In sports today, even in the minors, there is competent medical care. In the major leagues of most sports, a team of medical professionals is with the team and conducts regular med checks, and is quick to make a referral if something is off-kilter. Not so at the end of the 19th century. In 1893 O’Brien reported to camp with a cough, feeling weak and definitely out of sorts. When he reported to spring training for the 1893 season, the team found that he was too ill to play and sent him to Colorado to try to recover. They played a benefit game to raise money for him. By June 15 he was a goner, dead at the age of 29 from typhoid fever.

In the People Ask section of Google we get the answer to an “inquiring minds want to know” question. What would a guy like O’Brien have made? 

The weekly pay for players in 1885 ranged between $12 and $18. Pitchers and catchers earned the higher $18 salary while infielders were on the lower end and made $12. If you are an economist, or just curious, this will interest you. $100 in 1889 is equivalent in purchasing power to about $3,322.73 today, an increase of $3,222.73 over 134 years. The dollar had an average inflation rate of 2.65% per year between 1889 and today, producing a cumulative price increase of 3,222.73%.

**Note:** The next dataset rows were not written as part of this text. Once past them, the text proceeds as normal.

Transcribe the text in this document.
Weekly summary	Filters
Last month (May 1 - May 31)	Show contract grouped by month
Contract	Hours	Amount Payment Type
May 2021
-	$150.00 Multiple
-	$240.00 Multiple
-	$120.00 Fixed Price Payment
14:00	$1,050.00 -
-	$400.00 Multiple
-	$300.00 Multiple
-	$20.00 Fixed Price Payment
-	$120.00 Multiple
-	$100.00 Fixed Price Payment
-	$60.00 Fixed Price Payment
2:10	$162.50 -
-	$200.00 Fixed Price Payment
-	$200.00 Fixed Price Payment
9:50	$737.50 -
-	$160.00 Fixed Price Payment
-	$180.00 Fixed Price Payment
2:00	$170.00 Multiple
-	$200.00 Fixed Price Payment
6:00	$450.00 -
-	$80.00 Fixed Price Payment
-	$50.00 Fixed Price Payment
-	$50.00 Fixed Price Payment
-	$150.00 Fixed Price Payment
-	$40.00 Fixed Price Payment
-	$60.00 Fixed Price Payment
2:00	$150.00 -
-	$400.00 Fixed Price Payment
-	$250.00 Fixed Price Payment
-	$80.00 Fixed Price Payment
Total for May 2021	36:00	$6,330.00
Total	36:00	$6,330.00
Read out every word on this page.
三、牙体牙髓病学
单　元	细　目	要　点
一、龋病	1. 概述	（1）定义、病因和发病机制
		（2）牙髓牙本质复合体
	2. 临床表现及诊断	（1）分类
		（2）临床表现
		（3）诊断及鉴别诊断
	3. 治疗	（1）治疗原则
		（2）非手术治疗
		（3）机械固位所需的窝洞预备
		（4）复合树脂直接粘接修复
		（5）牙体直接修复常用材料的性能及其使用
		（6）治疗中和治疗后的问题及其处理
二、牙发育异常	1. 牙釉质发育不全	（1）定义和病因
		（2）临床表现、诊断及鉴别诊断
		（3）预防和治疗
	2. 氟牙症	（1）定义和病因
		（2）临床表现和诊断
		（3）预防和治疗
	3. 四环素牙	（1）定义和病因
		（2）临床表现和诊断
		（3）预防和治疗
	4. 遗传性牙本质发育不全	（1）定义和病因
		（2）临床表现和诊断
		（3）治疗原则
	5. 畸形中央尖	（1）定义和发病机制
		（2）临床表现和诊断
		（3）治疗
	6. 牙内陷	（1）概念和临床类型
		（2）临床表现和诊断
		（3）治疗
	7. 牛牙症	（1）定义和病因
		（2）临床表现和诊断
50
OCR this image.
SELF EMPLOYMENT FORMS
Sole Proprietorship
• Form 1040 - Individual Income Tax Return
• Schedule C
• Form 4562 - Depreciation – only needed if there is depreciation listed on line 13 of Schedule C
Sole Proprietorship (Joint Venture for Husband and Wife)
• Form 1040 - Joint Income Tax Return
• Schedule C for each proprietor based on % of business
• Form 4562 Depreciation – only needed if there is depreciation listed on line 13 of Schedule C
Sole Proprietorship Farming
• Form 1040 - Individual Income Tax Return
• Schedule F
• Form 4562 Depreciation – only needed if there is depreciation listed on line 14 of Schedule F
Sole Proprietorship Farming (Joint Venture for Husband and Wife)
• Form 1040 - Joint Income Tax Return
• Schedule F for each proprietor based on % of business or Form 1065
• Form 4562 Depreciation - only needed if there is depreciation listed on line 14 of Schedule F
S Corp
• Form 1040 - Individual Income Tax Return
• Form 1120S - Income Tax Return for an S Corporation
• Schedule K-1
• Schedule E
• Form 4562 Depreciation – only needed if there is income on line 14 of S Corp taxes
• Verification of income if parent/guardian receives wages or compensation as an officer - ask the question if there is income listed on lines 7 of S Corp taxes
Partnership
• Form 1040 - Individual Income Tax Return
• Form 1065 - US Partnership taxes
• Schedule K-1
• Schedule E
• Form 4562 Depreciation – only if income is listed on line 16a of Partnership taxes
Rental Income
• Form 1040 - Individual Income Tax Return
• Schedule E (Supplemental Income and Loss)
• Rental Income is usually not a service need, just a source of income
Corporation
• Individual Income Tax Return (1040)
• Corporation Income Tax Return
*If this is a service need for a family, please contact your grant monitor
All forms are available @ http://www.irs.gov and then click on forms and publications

Bottom line? For his less than a decade of baseball, O’Brien didn’t get rich.

The crowning lack of glory came in an obituary. It was run in the NY Telegraph and was for the “Babe Ruth” of the 1880s, Buck Ewing. This is how it read as printed by the newspaper:

The eulogy said, “as a matter of baseball history,” Ewing “probably made” the longest hit on record, in an 1889 game with the Cleveland Spiders.

“Cleveland’s left field fence was so far away from home plate that no one had ever batted the ball over it, and no one expected that a hit would go over it. ‘Darby’ O’Brien, long since dead, was pitching for Cleveland. He tried to fool Ewing with a low curve on the outside corner of the platter.”

“Buck swung with all his weight on the ball, and when it cleared the top board of that far away left field fence by so many feet that there was enough daylight to have prolonged the afternoon for another hour or so. The crowd in spite of its partisanship stood up and roared.

“The ball was found in the garden of a Cleveland millionaire hundreds of feet from the fence…The measures are in existence to this day, but there is little doubt that it was the longest hit ever made in the history of professional baseball. Also, New York won because of the hit.” — NY Telegraph/Baseball History Daily

But it turned out the Telegraph got it wrong. Darby O’Brien wasn’t pitching that day. John O’Brien was. For Darby, it was a good mistake in that he didn’t give up the homer that the eulogizer was crooning about.

Darby O’Brien, as we said in Brooklyn, “Coulda been a good one.” He went to the grave with good numbers that undoubtedly would have gotten better over another eight to ten years, had he only lived.

One thing for certain though, this sad story ends with a very Happy September Birthday to the 29-year-old master Darby.